Les yeux de Nadezhda semblaient vides à présent, elle semblait raconter l’histoire de quelqu’un d’autre.

— Il fut attaqué ! l’interrompit Elisaveta. Et je parie que l’Empire n’a envoyé personne vous sauver. Tu as survécu avec d’autres, mais vous n’aviez plus les moyens de survivre et tu…

Elle n’osa pas finir son récit, c’était trop pour elle.

— C’est exactement ça. Tu n’es pas devin pour rien. Fufufu ! Plaisanta Nadezhda avec un sourire forcé. Oui, nous avons dû survivre dans une cave obscure, sous les décombres. Nous pouvions sortir, mais les monstres rôdaient dehors. Si les récoltes avaient été bonnes cette année-là, nous aurions pu éviter cette conclusion puisque cette cave servait normalement de cellier. Mais après quelques jours, les réserves de nourriture vinrent à manquer.

Plus personne n’osait l’interrompre.

Même si tout autour les flammes et les explosions ravageaient la ville, le bruit n’entrait pas à l’intérieur du dôme où elles se trouvaient.

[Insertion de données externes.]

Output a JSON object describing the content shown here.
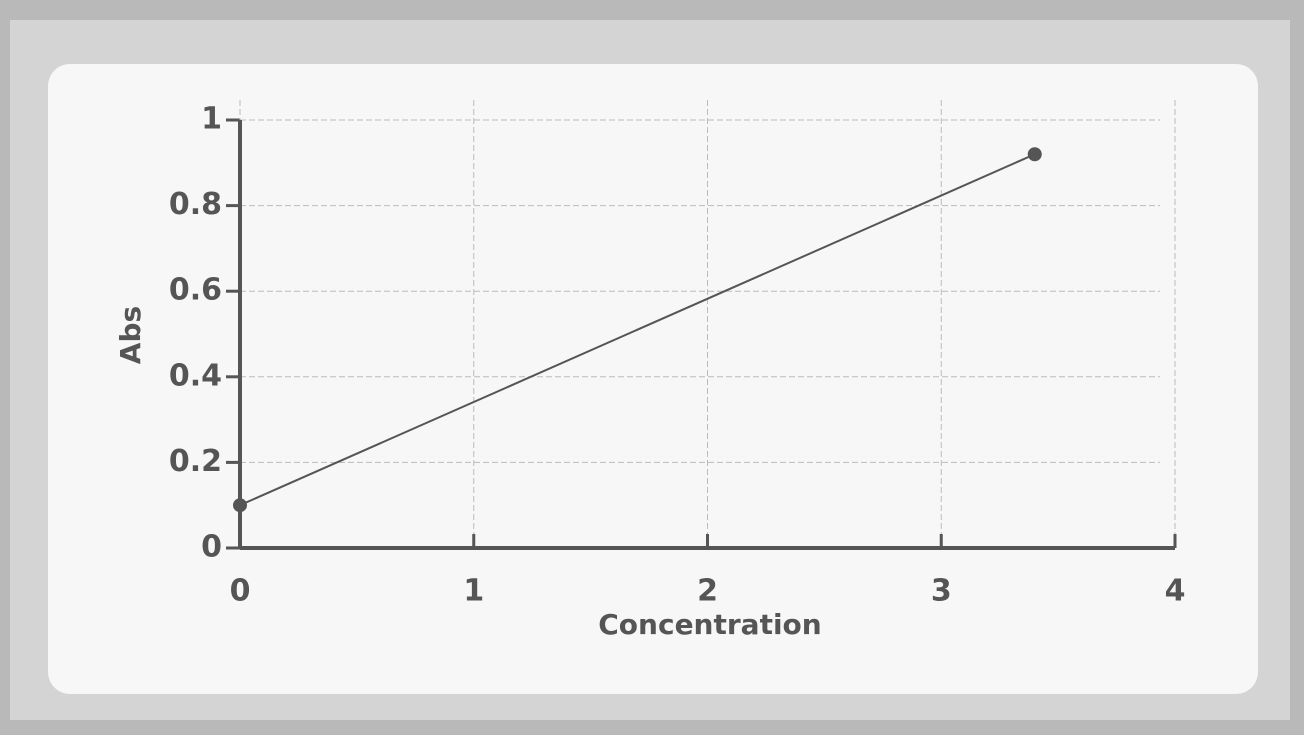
{
  "chart_data": {
    "type": "line",
    "x_label": "Concentration",
    "y_label": "Abs",
    "x": [
      0,
      3.4
    ],
    "values": [
      0.1,
      0.92
    ],
    "color": "#555555",
    "xlim": [
      0,
      4
    ],
    "xticks": [
      0,
      1,
      2,
      3,
      4
    ],
    "ylim": [
      0,
      1
    ],
    "yticks": [
      0,
      0.2,
      0.4,
      0.6,
      0.8,
      1
    ],
    "grid": true
  }
}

— Par chance, si tant est qu’on puisse l’appeler ainsi, nous n’avons pas eu de problèmes d’eau. Avec l’écroulement du bâtiment au-dessus de nous, une gouttière et quelques autres morceaux de bâtiment laissaient entrer la pluie, mais la nourriture manqua rapidement. Comme toujours dans ces cas-là, personne ne voulait se résoudre au pire, tout le monde luttait contre son ventre et ses instincts. Mais finalement les plus faibles d’entre nous tombèrent et la question déchira les survivants. Plus personne n’avait confiance en personne. Ceux qui avaient refusé savaient qu’ils seraient les prochains à être mangés, à leur mort. Tandis que ceux qui avaient accepté les cadavres survécurent dans la honte et le regret.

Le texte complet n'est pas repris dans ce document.